Latitudes Of Longing is a curious mishmash of stories and ideas, moving from the quiet splendour of the Andaman Islands to the inclement heights of the Karakoram range. It’s major characters are idiosyncratic, inhabiting different timelines, but tied to one another via affective bonds, especially through their relationship with the natural world.
The narrative mood keeps shifting from a clinical, scientific tone to a nebulous realm of beliefs and sorcery that do not obey physical laws. A see-saw of conflicting emotions also rends through nature. Tsunamis, earthquakes and avalanches punctuate the pages of the novel—as much as portends of climate change as signs of a spiritual crisis ripping through the fabric of humanity.
With its ghosts and humans, psychics and scientists, Latitudes Of Longing may appear to be rooted to a specifically Asian geographical and cultural milieu, but many readers outside India have responded to its themes with warmth. “I’ve been having what I would call deeply spiritual conversations with people in the US about the universality of the themes in the story," Swarup says. “Details that I, or readers in India, didn’t notice are being brought to my attention for the first time."
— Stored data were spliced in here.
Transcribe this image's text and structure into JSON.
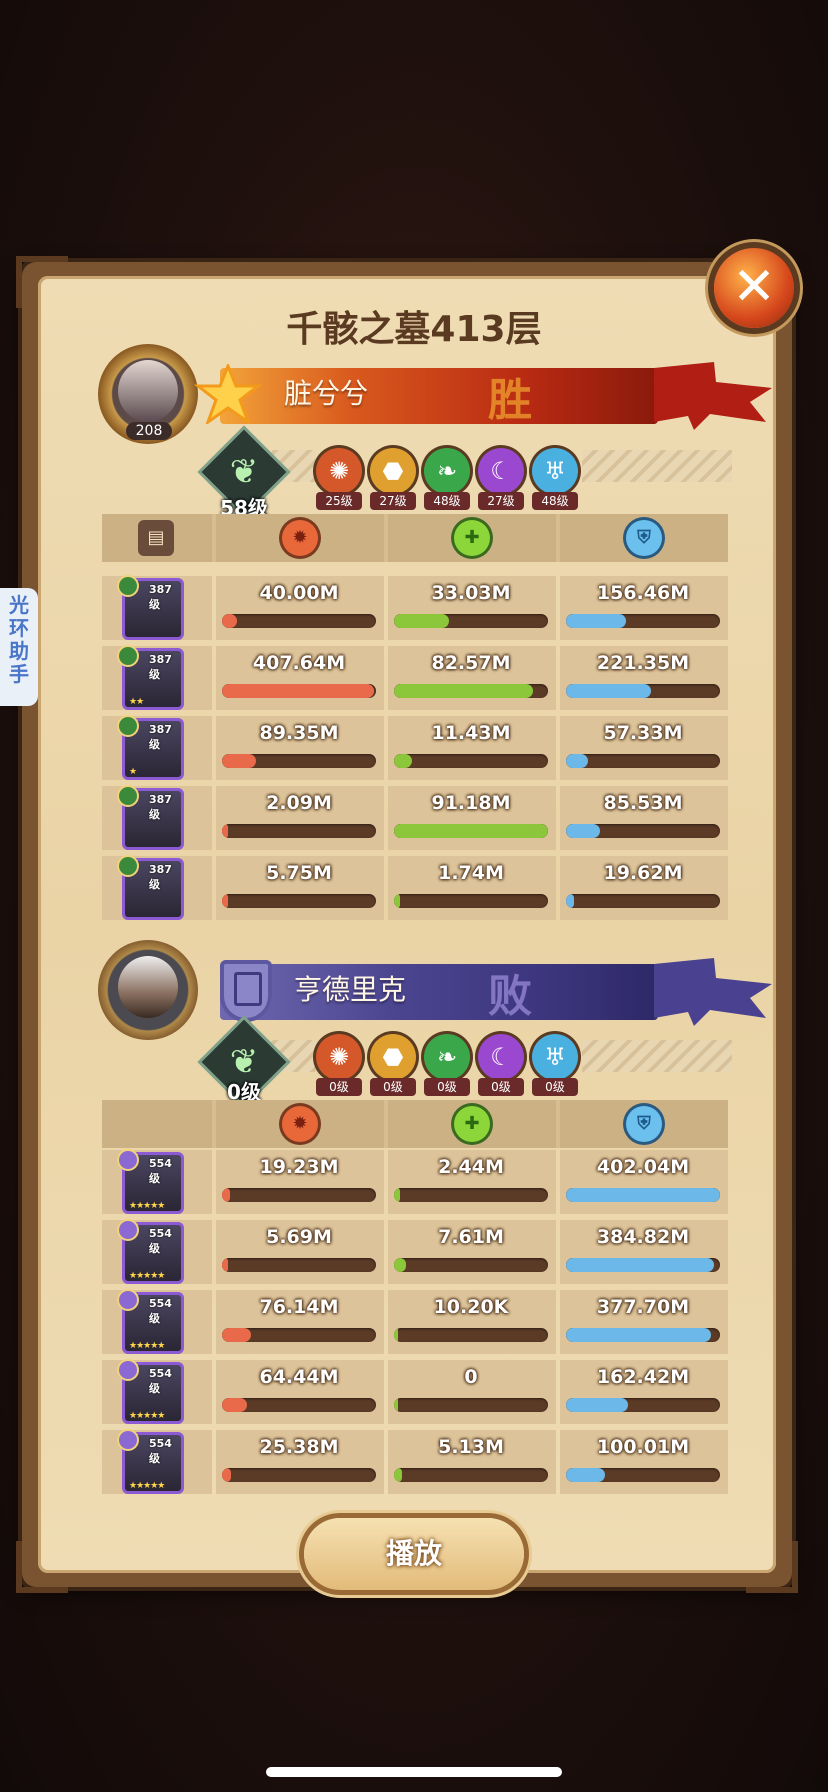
{
  "title": "千骸之墓413层",
  "close_label": "✕",
  "side_tab": {
    "line1": "光",
    "line2": "环",
    "line3": "助",
    "line4": "手"
  },
  "play_label": "播放",
  "colors": {
    "damage_bar": "#e86a4a",
    "heal_bar": "#8cc63a",
    "shield_bar": "#6cb8e8"
  },
  "stat_icons": {
    "damage": "damage-icon",
    "heal": "heal-icon",
    "shield": "shield-icon"
  },
  "team1": {
    "player_name": "脏兮兮",
    "avatar_level": "208",
    "result": "胜",
    "tree_level": "58级",
    "factions": [
      {
        "name": "lightbearer-icon",
        "level": "25级",
        "color": "#d4582a"
      },
      {
        "name": "mauler-icon",
        "level": "27级",
        "color": "#e0a030"
      },
      {
        "name": "wilder-icon",
        "level": "48级",
        "color": "#3aa84a"
      },
      {
        "name": "graveborn-icon",
        "level": "27级",
        "color": "#9a48d0"
      },
      {
        "name": "celestial-icon",
        "level": "48级",
        "color": "#4ab0e0"
      }
    ],
    "heroes": [
      {
        "level": "387级",
        "stars": "",
        "damage": "40.00M",
        "heal": "33.03M",
        "shield": "156.46M",
        "damage_frac": 0.1,
        "heal_frac": 0.36,
        "shield_frac": 0.39
      },
      {
        "level": "387级",
        "stars": "★★",
        "damage": "407.64M",
        "heal": "82.57M",
        "shield": "221.35M",
        "damage_frac": 0.99,
        "heal_frac": 0.9,
        "shield_frac": 0.55
      },
      {
        "level": "387级",
        "stars": "★",
        "damage": "89.35M",
        "heal": "11.43M",
        "shield": "57.33M",
        "damage_frac": 0.22,
        "heal_frac": 0.12,
        "shield_frac": 0.14
      },
      {
        "level": "387级",
        "stars": "",
        "damage": "2.09M",
        "heal": "91.18M",
        "shield": "85.53M",
        "damage_frac": 0.01,
        "heal_frac": 1.0,
        "shield_frac": 0.22
      },
      {
        "level": "387级",
        "stars": "",
        "damage": "5.75M",
        "heal": "1.74M",
        "shield": "19.62M",
        "damage_frac": 0.02,
        "heal_frac": 0.02,
        "shield_frac": 0.05
      }
    ]
  },
  "team2": {
    "player_name": "亨德里克",
    "result": "败",
    "tree_level": "0级",
    "factions": [
      {
        "name": "lightbearer-icon",
        "level": "0级",
        "color": "#d4582a"
      },
      {
        "name": "mauler-icon",
        "level": "0级",
        "color": "#e0a030"
      },
      {
        "name": "wilder-icon",
        "level": "0级",
        "color": "#3aa84a"
      },
      {
        "name": "graveborn-icon",
        "level": "0级",
        "color": "#9a48d0"
      },
      {
        "name": "celestial-icon",
        "level": "0级",
        "color": "#4ab0e0"
      }
    ],
    "heroes": [
      {
        "level": "554级",
        "stars": "★★★★★",
        "damage": "19.23M",
        "heal": "2.44M",
        "shield": "402.04M",
        "damage_frac": 0.05,
        "heal_frac": 0.03,
        "shield_frac": 1.0
      },
      {
        "level": "554级",
        "stars": "★★★★★",
        "damage": "5.69M",
        "heal": "7.61M",
        "shield": "384.82M",
        "damage_frac": 0.02,
        "heal_frac": 0.08,
        "shield_frac": 0.96
      },
      {
        "level": "554级",
        "stars": "★★★★★",
        "damage": "76.14M",
        "heal": "10.20K",
        "shield": "377.70M",
        "damage_frac": 0.19,
        "heal_frac": 0.0,
        "shield_frac": 0.94
      },
      {
        "level": "554级",
        "stars": "★★★★★",
        "damage": "64.44M",
        "heal": "0",
        "shield": "162.42M",
        "damage_frac": 0.16,
        "heal_frac": 0.0,
        "shield_frac": 0.4
      },
      {
        "level": "554级",
        "stars": "★★★★★",
        "damage": "25.38M",
        "heal": "5.13M",
        "shield": "100.01M",
        "damage_frac": 0.06,
        "heal_frac": 0.05,
        "shield_frac": 0.25
      }
    ]
  }
}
Swarup says it has been fulfilling, for instance, to have "readers read my work without knowing what my nationality or gender was, when these details didn’t matter." A girl in Sweden assumed she is a man, and there were many who read a work by an Indian writer for the first time when they picked up her book. "To be judged by the page, without any other expectation or pre-conceived notion, to not be ‘told’ who I should be, or what my writing ought to be like, means a lot to me," she adds.
But in spite of such rousing validation, Swarup isn’t forgetful of her arduous and unpredictable route to becoming a writer. “We read the success stories but we don’t get to see the real journey," she says. “And such perceptions often turn out to be misleading for the next generation." For now, though, the story of her rise shines like a beacon for aspiring writers, struggling through the last few months of uncertainty and looking into an unknown future.